The establishment of the tree can be avoided through mode multiple scans the transaction database; while taking advantage count field effectively retains the number of itemsets to avoid generating a large number of frequent itemsets, for reducing the complexity of space-time has played a certain role. Tree structure can be avoided through a large amount of redundant rules.

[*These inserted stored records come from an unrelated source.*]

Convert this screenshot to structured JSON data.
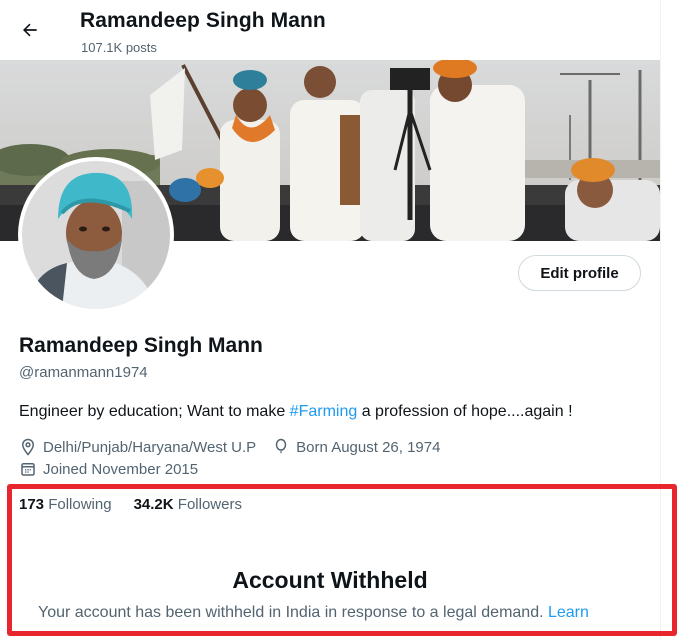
{
  "header": {
    "back_icon": "arrow-left-icon",
    "title": "Ramandeep Singh Mann",
    "posts_count": "107.1K posts"
  },
  "profile": {
    "edit_button": "Edit profile",
    "display_name": "Ramandeep Singh Mann",
    "handle": "@ramanmann1974",
    "bio_prefix": "Engineer by education; Want to make ",
    "bio_hashtag": "#Farming",
    "bio_suffix": " a profession of hope....again !",
    "location_icon": "location-pin-icon",
    "location": "Delhi/Punjab/Haryana/West U.P",
    "birthday_icon": "balloon-icon",
    "birthday": "Born August 26, 1974",
    "joined_icon": "calendar-icon",
    "joined": "Joined November 2015"
  },
  "stats": {
    "following_count": "173",
    "following_label": "Following",
    "followers_count": "34.2K",
    "followers_label": "Followers"
  },
  "withheld": {
    "title": "Account Withheld",
    "message": "Your account has been withheld in India in response to a legal demand. ",
    "learn_link": "Learn"
  },
  "colors": {
    "accent": "#1d9bf0",
    "highlight_box": "#e8262e",
    "secondary_text": "#536471"
  }
}
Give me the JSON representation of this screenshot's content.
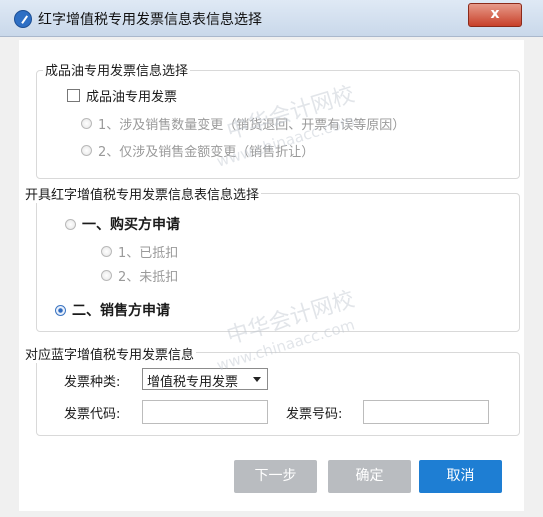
{
  "window": {
    "title": "红字增值税专用发票信息表信息选择",
    "close_label": "x"
  },
  "group1": {
    "legend": "成品油专用发票信息选择",
    "checkbox_label": "成品油专用发票",
    "option1": "1、涉及销售数量变更（销货退回、开票有误等原因）",
    "option2": "2、仅涉及销售金额变更（销售折让）"
  },
  "group2": {
    "legend": "开具红字增值税专用发票信息表信息选择",
    "buyer_label": "一、购买方申请",
    "buyer_opt1": "1、已抵扣",
    "buyer_opt2": "2、未抵扣",
    "seller_label": "二、销售方申请"
  },
  "group3": {
    "legend": "对应蓝字增值税专用发票信息",
    "type_label": "发票种类:",
    "type_value": "增值税专用发票",
    "code_label": "发票代码:",
    "code_value": "",
    "number_label": "发票号码:",
    "number_value": ""
  },
  "buttons": {
    "next": "下一步",
    "ok": "确定",
    "cancel": "取消"
  },
  "watermark": {
    "text1": "中华会计网校",
    "text2": "www.chinaacc.com"
  },
  "colors": {
    "accent": "#1e7ed3",
    "disabled": "#b9bcc0",
    "close": "#c8412a"
  }
}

Through the pattern tree pruning, tree can be deducted in the pattern generation process produces a large number of redundant branches, played a role in reducing the space complexity, and can utilize the output mode B production rules, to avoid a number of sets appears frequently, reducing the time complexity.

4 Conclusion
The project tree structure by mode improved Apriori algorithm, Apriori algorithm to make up for the defects. This method is not only capable of Apriori algorithm from time complexity and space complexity to improve on, while avoiding the generation of intermediate rules. This study shows that by using a pattern tree structure to reduce the complexity of storage Apriori algorithm, while reducing the appearance of redundant rules, which improved Apriori algorithm is an effective measure.